There is also provision for SHAs to ‘exercise discretion to temporarily suspend contractual arrangements between PCTs and providers…where these arrangements are demonstrably not operating in the interests of their patients’. This prepares the ground for the competitive market to be replaced with command and control if it fails to withstand the financial pressures.

Changes to local services: can integration be achieved?

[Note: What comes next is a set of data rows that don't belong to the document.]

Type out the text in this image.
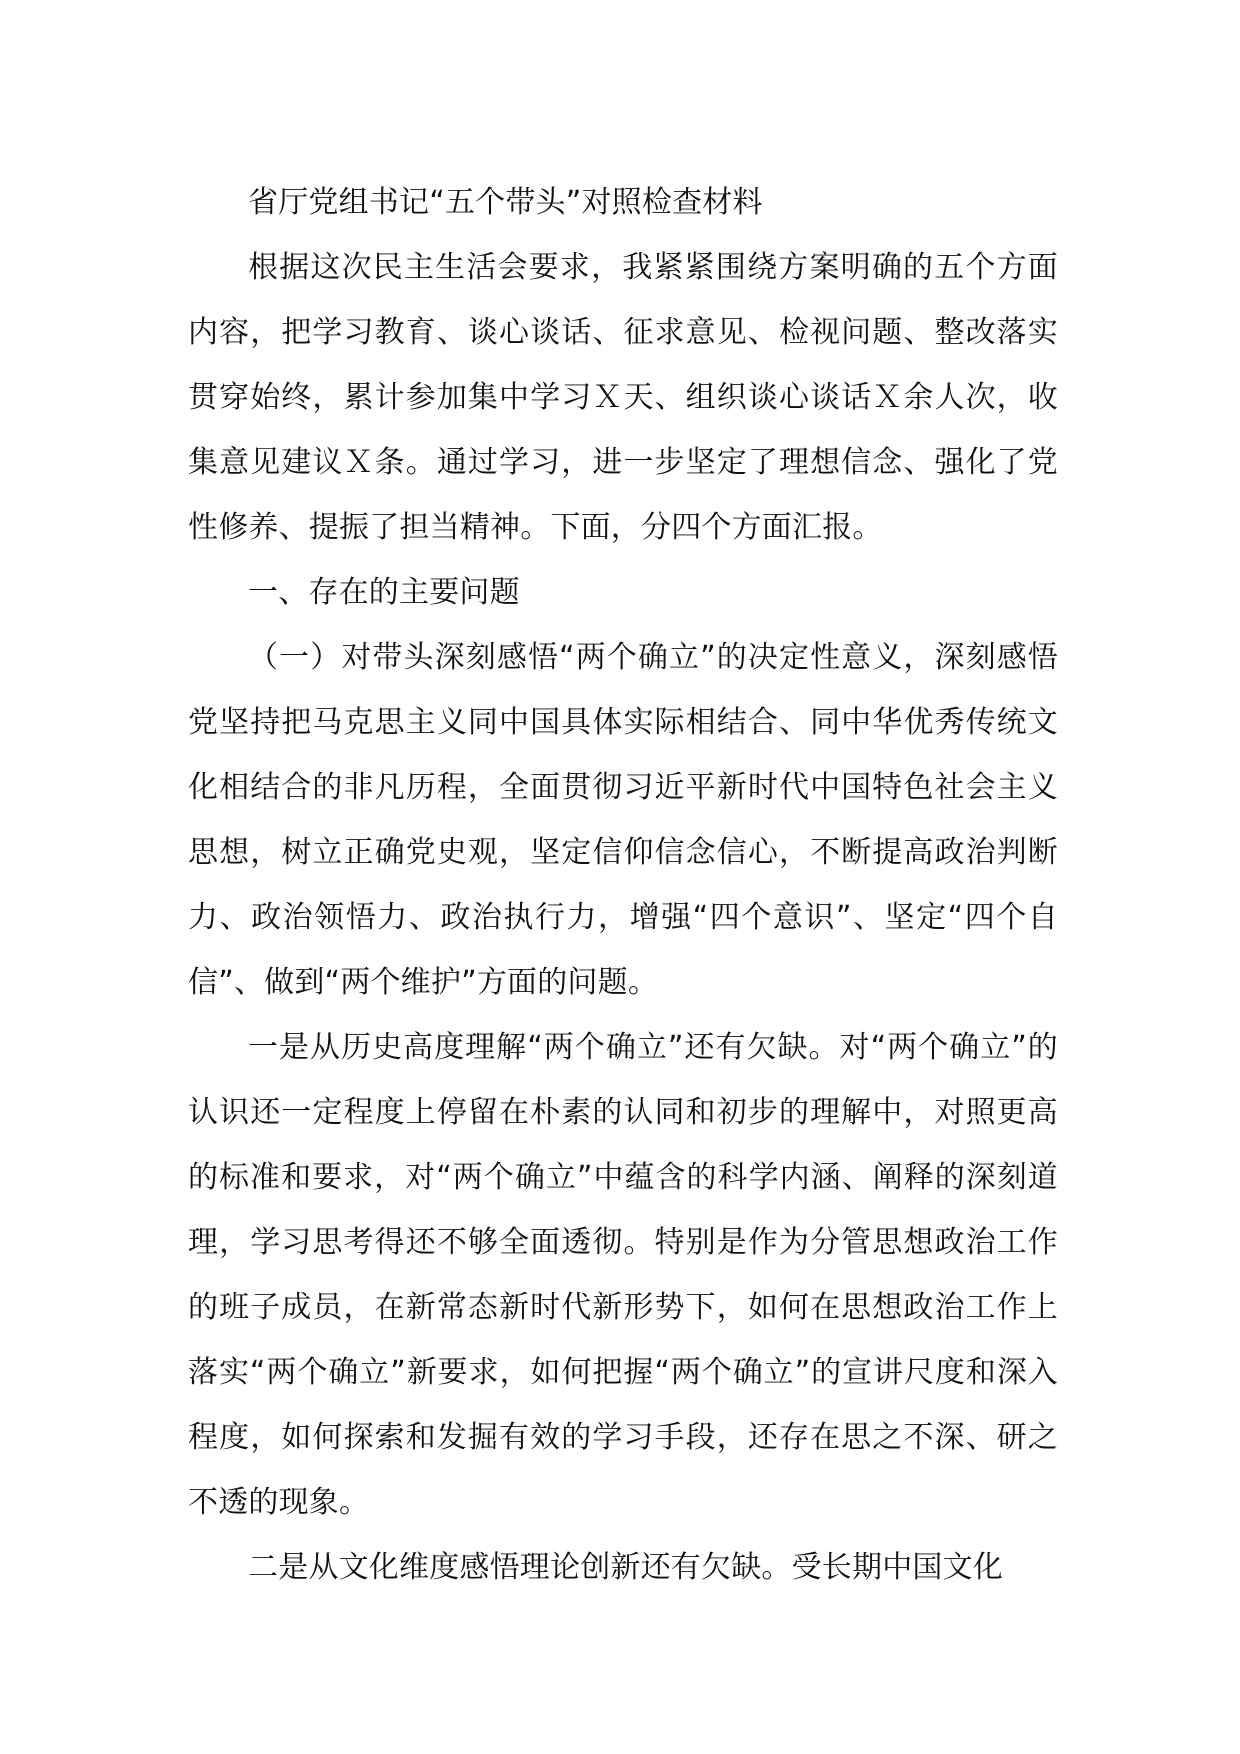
省厅党组书记“五个带头”对照检查材料

根据这次民主生活会要求，我紧紧围绕方案明确的五个方面内容，把学习教育、谈心谈话、征求意见、检视问题、整改落实贯穿始终，累计参加集中学习Ｘ天、组织谈心谈话Ｘ余人次，收集意见建议Ｘ条。通过学习，进一步坚定了理想信念、强化了党性修养、提振了担当精神。下面，分四个方面汇报。

一、存在的主要问题

（一）对带头深刻感悟“两个确立”的决定性意义，深刻感悟党坚持把马克思主义同中国具体实际相结合、同中华优秀传统文化相结合的非凡历程，全面贯彻习近平新时代中国特色社会主义思想，树立正确党史观，坚定信仰信念信心，不断提高政治判断力、政治领悟力、政治执行力，增强“四个意识”、坚定“四个自信”、做到“两个维护”方面的问题。

一是从历史高度理解“两个确立”还有欠缺。对“两个确立”的认识还一定程度上停留在朴素的认同和初步的理解中，对照更高的标准和要求，对“两个确立”中蕴含的科学内涵、阐释的深刻道理，学习思考得还不够全面透彻。特别是作为分管思想政治工作的班子成员，在新常态新时代新形势下，如何在思想政治工作上落实“两个确立”新要求，如何把握“两个确立”的宣讲尺度和深入程度，如何探索和发掘有效的学习手段，还存在思之不深、研之不透的现象。

二是从文化维度感悟理论创新还有欠缺。受长期中国文化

Better integration of services is a consistent theme. A bigger role is seen for foundation trusts in the delivery of community and primary care services. PCT provider services have been given a deadline to deliver convincing plans about their future viability or face takeover. There is a commitment to streamline the process of mergers and changes, but the ‘NHS First’ policy of giving incumbent NHS providers ‘preferred’ status remains (although the government says it will not ‘freeze out’ private or third sector competitors). More detail is promised in the forthcoming White Paper about how social care services can be integrated with the NHS. Whether there will be change locally is uncertain: there is exhortation from the centre but not much in the way of tangible levers or mechanisms to make this happen.

Summary

This is the fourth Operating Framework issued by the Department of Health. The framework of rules and expectations has grown more complex since 2006. Faced with an unprecedented financial challenge, the NHS has been clearly told that they will have to change services while preserving quality. Unwilling to add new targets or national priorities from the centre, the government is relying on financial incentives to deliver radical change. Inevitably, there will be some uncertainty about how the incentives will interact with each other and whether they will change behaviour within the NHS as expected.